Acordou e começou a pensar febrilmente, como só acontecia quando as preocupações o atormentavam, tal como agora, depois dela lhe ter confessado, entre lençóis, de que ele é um menino embirrento.
Acordou a pensar na acusação de que era ele quem lançava a semente do desencanto sobre um amor que deveria prevalecer sobre todas estas coisas.
Culpa-a por lhe apontar os defeitos; acusa-a de lhe dificultar a vida; censura-a por querer que ele pense nos seus comportamentos; acha-a insuportável porque ela começou a reparar que ele é problemático.
 
Pouco depois, alguém disse que já não tinha paciência. Ele ouviu-a. Não tinha paciência. E ele a ouvir. De seguida disse que se sentia sozinha. E ele à escuta, de nuca arrepiada, a procurar surpreender uma decisão definitiva e cerce.
 
E a criança que havia nele reapareceu, chocada e aterrorizada, arrependida dos milhentos esquecimentos, desleixos, descuidos e distracções, nos incontáveis processos de intenção, juízos precipitados, nas consequências de ser perdulário, de não atender, de não retribuir, de não ser sensível.
 
Mas já era tarde.
Sex | 22.09.06

[37] A promessa

polosul

Nós prometemos.

Enlaçámo-nos um no outro e prometemos que nada nem ninguém se atravessaria no nosso caminho. Naquele tempo sentimos que era tudo tão verdade, tão definitivamente verdadeiro. Como quando olhamos esta montanha e ela, perene e eterna, garante que sempre estará por ali.

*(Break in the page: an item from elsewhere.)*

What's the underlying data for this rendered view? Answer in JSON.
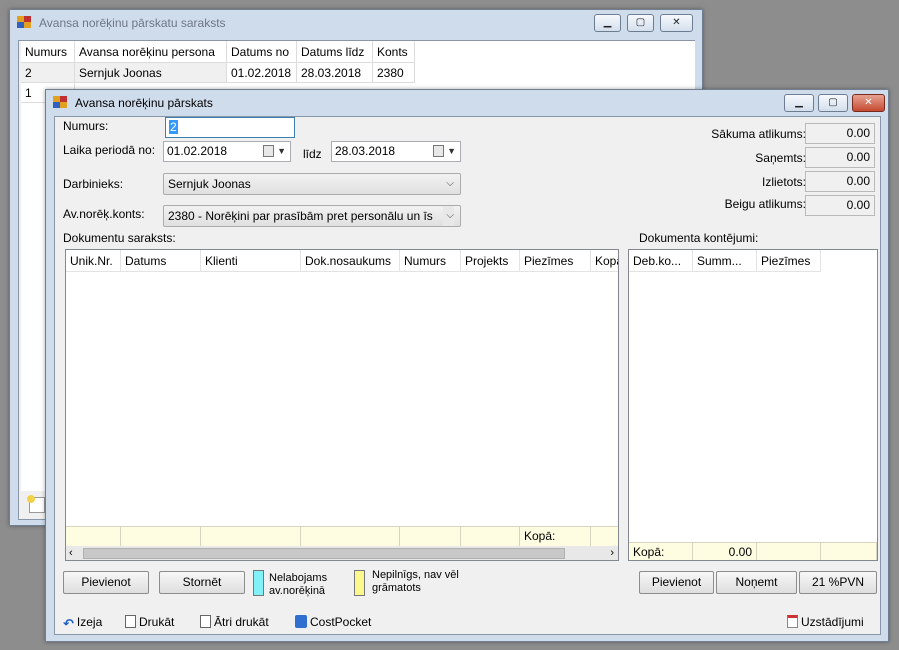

A nossa promessa era uma colina. Não haveria luxúria nem baixeza que nos tentasse e a derrubasse. Quem diz colina, diz cordilheira, Sol, mar e sei lá que mais.

Tudo, mas mesmo tudo, era eterno. Mas depois os sentimentos foram-se e o tempo foi-nos surripiando palavras. Primeiro foi "amor", depois foram os diminutivos, os "inhos", os "necas"; deixámos de nos tocar e de cheirar. Quando demos por nós a dizermos que tínhamos que conversar e não conversávamos; quando finalmente reparámos que o "se faz favor" tinha desaparecido; quando comprámos mais um computador para estarmos no messenger e conversarmos com os nossos amigos depois de deitarmos as crianças; quando deixámos de conversar estupidamente na cama e passámos a falar de coisas sérias e repletas de recriminações; quando sentimos que o nosso sexo era um misto de dever e de alívio...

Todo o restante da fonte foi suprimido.